Key themes covered in seminar:
Seminars will be based around the history, use and value of the various analyses to deduce truth from forensic evidence.
Power of observation/eye-witness testimony
The seminar will analyze national and international cases. Importantly, students will be prompted to always questioning the accuracy of forensics and to distinguish between what happens in drama and real life.
At the end of the module, students should be able to
Perceive, in a general view, how scientific evidence can help to piece together a difficult-to-solve crime.

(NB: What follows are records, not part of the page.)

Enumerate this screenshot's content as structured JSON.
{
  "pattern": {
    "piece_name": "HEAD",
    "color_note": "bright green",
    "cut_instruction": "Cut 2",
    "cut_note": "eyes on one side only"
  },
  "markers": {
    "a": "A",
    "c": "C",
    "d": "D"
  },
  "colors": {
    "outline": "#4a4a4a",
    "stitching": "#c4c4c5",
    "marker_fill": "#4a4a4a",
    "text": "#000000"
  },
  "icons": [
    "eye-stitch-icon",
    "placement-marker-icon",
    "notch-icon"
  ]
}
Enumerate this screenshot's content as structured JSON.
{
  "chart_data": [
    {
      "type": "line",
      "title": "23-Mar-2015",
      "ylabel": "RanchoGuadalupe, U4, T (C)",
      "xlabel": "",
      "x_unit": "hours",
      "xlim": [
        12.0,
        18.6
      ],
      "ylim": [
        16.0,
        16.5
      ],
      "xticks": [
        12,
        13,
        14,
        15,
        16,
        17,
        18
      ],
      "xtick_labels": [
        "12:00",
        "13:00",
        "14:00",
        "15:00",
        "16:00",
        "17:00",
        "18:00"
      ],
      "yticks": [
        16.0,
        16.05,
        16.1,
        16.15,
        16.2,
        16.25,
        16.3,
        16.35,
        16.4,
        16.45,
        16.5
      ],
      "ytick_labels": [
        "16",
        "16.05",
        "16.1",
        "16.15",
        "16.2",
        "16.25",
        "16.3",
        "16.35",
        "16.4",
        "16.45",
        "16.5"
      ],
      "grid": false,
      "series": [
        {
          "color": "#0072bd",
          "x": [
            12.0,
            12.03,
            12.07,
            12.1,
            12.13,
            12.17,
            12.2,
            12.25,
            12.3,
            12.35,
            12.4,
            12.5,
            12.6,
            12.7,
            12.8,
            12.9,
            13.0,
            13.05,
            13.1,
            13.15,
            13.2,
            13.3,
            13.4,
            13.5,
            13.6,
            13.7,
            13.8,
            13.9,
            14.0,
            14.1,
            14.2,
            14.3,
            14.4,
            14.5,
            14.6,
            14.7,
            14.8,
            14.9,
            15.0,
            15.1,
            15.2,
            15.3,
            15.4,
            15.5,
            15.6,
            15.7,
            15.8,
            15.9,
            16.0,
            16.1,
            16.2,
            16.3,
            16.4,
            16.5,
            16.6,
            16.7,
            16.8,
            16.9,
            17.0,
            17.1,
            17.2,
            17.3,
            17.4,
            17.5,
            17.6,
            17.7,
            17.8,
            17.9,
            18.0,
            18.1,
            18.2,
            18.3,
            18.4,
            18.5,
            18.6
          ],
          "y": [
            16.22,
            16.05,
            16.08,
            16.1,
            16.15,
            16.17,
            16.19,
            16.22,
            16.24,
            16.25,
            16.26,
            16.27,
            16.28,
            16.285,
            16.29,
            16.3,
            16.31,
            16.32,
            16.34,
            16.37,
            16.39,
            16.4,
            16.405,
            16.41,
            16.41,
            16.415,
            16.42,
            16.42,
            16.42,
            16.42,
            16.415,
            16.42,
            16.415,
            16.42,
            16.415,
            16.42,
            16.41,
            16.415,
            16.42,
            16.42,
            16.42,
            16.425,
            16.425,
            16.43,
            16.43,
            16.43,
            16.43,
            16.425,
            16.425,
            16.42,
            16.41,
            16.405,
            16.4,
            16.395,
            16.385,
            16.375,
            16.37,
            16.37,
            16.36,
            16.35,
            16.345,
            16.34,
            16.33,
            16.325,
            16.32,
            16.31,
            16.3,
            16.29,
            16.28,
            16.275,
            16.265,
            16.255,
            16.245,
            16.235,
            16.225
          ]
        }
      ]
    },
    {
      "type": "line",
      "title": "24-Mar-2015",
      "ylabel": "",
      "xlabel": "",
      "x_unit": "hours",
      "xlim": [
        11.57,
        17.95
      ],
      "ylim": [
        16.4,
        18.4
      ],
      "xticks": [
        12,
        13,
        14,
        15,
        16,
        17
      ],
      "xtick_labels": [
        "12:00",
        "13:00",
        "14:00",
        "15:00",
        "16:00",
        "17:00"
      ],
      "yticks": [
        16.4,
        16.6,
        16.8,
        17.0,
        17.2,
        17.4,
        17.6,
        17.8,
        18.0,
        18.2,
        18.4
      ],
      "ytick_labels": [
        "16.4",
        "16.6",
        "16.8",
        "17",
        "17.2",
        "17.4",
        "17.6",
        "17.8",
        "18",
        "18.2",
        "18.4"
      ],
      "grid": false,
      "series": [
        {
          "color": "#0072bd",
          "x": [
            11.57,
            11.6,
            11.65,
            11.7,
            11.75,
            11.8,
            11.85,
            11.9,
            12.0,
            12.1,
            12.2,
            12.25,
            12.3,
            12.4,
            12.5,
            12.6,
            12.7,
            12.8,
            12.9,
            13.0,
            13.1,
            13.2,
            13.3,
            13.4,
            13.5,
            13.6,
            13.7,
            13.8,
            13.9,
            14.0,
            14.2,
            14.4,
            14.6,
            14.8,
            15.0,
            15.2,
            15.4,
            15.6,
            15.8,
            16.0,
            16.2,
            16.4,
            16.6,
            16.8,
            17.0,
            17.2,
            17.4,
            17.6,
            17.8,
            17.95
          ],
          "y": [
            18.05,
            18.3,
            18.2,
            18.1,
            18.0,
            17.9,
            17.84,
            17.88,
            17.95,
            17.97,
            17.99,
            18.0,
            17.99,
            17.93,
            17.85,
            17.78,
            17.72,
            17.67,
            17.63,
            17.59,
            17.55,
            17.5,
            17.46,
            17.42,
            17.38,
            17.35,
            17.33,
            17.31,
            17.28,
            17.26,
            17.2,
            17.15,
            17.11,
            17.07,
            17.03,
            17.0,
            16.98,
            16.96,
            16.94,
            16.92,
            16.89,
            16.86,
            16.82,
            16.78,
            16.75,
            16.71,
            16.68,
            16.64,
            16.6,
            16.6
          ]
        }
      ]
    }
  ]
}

Understand and know the various analyses used in forensic labs
Appreciate differences between the drama and real life
Welcome differing viewpoints on the value of forensics
Recognize the impact of forensics on society and how the law views evidence
In general, this module should encourage students to
Enhance their power of observation
Learn how to articulate their thoughts to others in class
Analyze and summarize main points from readings and other forms of information
Ask as many questions as possible to get to the right answer
Enjoy learning and not being taught
Workload and expectations
My teaching philosophy is that you are here to learn and not be taught. This module encompasses the reading of texts intensively and extensively particularly after the first Monday session, thinking through questions raised, asking your own questions about the topic, building and presenting arguments and most importantly, reflecting on the importance and use of CSI evidence. The recommended texts should be a starting point to facilitate interaction and discussion, but are not the be all and end all readings. You can and should invest approximately 3-4h to prepare for class, including reading the recommended texts and even searching online for more material (but be careful about the sources as some may not be accurate). Being prepared when you come to class will make the class even more meaningful for you. Questions you must ask when you are reading any texts are: what do I think about the text? What are the important points to take home? What questions can I ask about what he/she is saying? What is he/she not saying?